Elles sont toujours deux dans un bateau, un peu à cause de la pesanteur du bateau, beaucoup à cause de la jalousie des maris et des amants. Cela fait des couples, et chaque couple a son nom ; la Catalana y su madre, Maria Juana et Maria Andres, Pepa et Pepita, las compañeras et las evaristas. Les evaristas sont très jolies ; les officiers de la garnison de Saint-Sébastien se font volontiers promener par elles, mais elles sont sages, elles promènent en effet les officiers. Elles ont toujours un bouquet sur leur chapeau ciré, et, quand elles se penchent sur l’aviron, leur court jupon de drap noir à gros plis laisse voir leur jambe bien faite et bien chaussée. Elles sont du petit nombre de celles qui ont des bas ; c’est l’aristocratie des batelières.

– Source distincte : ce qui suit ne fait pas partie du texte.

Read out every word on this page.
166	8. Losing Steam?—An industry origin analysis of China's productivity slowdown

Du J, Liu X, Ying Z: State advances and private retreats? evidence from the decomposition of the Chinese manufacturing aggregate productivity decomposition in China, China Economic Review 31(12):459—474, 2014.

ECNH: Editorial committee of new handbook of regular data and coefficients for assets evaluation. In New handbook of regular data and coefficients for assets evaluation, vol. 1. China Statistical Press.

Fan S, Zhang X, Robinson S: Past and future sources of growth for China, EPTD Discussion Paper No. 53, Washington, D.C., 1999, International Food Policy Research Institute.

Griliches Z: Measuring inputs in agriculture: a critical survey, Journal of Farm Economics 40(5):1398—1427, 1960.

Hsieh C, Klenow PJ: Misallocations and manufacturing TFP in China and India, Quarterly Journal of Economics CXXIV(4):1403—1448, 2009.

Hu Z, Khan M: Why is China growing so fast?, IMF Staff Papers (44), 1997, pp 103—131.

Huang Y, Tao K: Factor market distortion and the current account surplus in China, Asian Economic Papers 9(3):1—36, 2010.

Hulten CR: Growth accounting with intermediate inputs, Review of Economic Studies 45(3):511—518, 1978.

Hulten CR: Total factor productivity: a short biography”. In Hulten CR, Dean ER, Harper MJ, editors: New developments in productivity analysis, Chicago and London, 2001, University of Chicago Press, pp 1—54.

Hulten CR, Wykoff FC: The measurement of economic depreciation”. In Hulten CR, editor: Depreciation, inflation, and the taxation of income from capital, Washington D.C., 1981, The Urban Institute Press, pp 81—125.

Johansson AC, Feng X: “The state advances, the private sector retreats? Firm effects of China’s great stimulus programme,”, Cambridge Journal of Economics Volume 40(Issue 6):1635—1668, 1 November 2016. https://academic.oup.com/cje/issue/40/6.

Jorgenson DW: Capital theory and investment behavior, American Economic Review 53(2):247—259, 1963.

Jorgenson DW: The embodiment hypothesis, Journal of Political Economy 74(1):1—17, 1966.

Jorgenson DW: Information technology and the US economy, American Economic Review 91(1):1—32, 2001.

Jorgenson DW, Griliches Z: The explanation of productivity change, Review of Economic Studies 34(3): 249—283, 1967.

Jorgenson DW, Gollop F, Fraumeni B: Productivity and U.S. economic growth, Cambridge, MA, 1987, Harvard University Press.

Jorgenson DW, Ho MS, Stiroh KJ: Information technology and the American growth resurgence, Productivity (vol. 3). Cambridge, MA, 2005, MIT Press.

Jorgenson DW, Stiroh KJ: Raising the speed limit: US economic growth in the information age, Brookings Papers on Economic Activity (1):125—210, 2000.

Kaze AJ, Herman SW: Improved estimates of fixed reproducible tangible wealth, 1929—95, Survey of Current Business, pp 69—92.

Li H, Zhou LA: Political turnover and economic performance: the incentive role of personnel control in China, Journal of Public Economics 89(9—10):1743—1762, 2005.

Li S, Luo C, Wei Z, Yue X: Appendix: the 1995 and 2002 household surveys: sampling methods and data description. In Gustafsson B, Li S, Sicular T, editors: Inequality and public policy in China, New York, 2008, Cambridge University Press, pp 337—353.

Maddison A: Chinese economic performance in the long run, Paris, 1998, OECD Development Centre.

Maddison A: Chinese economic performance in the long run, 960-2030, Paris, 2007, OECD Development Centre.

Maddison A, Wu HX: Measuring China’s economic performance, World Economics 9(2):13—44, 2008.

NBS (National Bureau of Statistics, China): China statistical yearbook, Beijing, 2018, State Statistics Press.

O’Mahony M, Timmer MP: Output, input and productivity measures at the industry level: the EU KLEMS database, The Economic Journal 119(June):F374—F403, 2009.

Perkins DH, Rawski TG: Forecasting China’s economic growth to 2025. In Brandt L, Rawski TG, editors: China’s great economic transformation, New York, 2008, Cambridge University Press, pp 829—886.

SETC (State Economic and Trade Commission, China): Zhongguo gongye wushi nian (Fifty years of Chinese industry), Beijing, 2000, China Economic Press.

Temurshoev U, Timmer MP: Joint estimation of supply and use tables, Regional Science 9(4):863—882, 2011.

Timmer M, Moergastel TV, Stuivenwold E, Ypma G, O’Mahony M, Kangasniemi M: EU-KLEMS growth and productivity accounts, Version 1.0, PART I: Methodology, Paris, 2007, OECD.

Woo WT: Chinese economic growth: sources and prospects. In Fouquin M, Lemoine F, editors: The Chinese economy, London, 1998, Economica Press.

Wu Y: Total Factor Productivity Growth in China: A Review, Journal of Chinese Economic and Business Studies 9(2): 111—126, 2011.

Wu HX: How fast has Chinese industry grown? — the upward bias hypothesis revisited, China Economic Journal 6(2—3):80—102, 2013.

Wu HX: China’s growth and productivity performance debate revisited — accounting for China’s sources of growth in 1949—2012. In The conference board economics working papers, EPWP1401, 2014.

Pepa et Pepita, les deux sœurs, sont peut-être plus jolies encore.

Rien n’est vif et pur comme cette baie le matin. J’entends sonner derrière moi les cloches des trois églises ; le soleil marque les rides de la vieille tour. Chaque barque fait son sillage dans le golfe et semble traîner après soi un long sapin d’argent avec toutes ses branches.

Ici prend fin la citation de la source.